Recycled Tennis Balls Could Protect Buildings from Earthquakes

Earthquakes cannot be forecast, but engineers can prepare for them. Seismic-isolation systems built into the bases of certain buildings in high-risk areas, such as San Francisco’s City Hall, use complex structures of concrete, rubber and metal to reduce quake damage by absorbing the ground’s horizontal oscillations, like a car’s suspension does with vertical motion.

But such adaptations are expensive. Engineer Jian Zhang of the University of California, Los Angeles, says incorporating seismic isolation can increase construction costs by up to 20 percent. Although these systems might save more than they cost over time, builders in some earthquake-prone regions may not have the budget for them up-front.

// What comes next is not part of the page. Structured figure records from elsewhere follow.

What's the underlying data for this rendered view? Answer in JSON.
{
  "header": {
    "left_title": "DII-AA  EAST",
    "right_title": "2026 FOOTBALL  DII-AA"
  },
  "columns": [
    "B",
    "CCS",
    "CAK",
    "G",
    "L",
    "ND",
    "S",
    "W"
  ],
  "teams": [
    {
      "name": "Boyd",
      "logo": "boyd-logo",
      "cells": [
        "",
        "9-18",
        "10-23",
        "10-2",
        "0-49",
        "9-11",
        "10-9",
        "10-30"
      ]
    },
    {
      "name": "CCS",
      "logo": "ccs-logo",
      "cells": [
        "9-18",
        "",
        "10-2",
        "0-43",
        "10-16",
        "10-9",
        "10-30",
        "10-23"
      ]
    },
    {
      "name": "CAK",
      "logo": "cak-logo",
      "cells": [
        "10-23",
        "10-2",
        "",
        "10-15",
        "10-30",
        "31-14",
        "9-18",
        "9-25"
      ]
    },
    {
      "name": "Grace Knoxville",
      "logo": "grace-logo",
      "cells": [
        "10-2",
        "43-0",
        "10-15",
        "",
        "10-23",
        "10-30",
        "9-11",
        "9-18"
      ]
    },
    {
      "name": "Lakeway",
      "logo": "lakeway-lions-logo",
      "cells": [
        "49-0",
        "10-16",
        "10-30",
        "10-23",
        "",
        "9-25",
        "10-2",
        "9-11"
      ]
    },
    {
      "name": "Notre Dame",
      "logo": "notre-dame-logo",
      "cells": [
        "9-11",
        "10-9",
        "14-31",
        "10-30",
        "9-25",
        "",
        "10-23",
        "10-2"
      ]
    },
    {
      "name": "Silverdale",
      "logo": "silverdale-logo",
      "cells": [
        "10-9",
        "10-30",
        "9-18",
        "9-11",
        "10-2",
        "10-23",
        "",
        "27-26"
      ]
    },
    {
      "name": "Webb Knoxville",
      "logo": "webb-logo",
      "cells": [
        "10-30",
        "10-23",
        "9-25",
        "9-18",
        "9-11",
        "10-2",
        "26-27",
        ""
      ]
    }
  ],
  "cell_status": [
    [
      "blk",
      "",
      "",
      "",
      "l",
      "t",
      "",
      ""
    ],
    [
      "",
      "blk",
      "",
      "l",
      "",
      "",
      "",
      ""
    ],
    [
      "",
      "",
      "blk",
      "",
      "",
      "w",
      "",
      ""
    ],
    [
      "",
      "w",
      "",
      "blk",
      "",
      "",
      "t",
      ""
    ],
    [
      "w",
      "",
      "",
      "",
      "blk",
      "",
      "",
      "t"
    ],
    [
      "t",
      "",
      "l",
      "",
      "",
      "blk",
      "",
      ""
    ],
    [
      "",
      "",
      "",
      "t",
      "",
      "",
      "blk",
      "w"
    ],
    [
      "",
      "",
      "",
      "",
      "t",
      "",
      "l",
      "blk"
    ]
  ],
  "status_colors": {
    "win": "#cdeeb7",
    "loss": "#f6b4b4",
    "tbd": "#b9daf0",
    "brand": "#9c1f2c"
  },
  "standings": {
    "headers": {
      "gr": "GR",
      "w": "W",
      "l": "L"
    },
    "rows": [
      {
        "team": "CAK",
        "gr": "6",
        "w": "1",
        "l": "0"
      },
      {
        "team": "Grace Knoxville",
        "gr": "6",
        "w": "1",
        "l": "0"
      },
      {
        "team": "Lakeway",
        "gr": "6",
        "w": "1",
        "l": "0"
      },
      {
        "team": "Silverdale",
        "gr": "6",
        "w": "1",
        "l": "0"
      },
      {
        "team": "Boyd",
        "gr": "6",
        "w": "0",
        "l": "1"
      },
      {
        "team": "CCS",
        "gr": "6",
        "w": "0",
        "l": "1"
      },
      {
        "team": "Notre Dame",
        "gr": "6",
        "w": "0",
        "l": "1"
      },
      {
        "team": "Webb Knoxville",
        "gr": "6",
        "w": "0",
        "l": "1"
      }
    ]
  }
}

A new seismic-isolation method uses the physics of rolling to create a simpler, lower-cost alternative with readily available materials: recycled tennis balls. “Everyone plays tennis, and they don’t know what to do with the tennis balls after each game,” says ETH Zürich seismic engineer Michalis Vassiliou.

Vassiliou’s team based its method on an early form of seismic isolation that rolls a shaking building to a stop the way a skater in a half-pipe eventually comes to rest. By separating a building from the ground with a layer of spheres or cylinders in concave indentations, rolling isolation converts erratic horizontal shaking into a gentle rocking motion and uses friction to further dampen these oscillations. This method was used in 5,000-year-old Peruvian pyramids, but today builders favor expensive, standardized isolation systems.

For their modern take on rolling seismic isolation, detailed in Frontiers in Built Environment, the researchers injected cementlike mixes into hundreds of balls from nearby tennis clubs that had lost their bounce. They built an inexpensive prototype consisting of four filled tennis balls sandwiched between two concrete slabs, and they found that it withstood simulated earthquake shaking while supporting eight kilonewtons of force per ball—about twice what isolation systems might experience under one-story houses. The balls had to contain precisely the right amount of the mixture (the researchers used a pastry bag to fill them) to dampen vibrations without cracking during tests.

Zhang, who was not involved in the study, says that the work is worthwhile and that such technology might serve an unmet need. But she notes that the results are preliminary. Vassiliou agrees; next steps will mean creating and testing a larger prototype with hundreds of tennis balls at a research center in earthquake-prone Cuba—an example of a place where such systems could make isolation feasible in ordinary construction.

Vassiliou says that he has received funding to field-test the system and partner with scientists on the ground to refine the invention. “For this to actually be implemented,” he adds, “you need to develop it with engineers from low-income countries so that it actually addresses their needs.”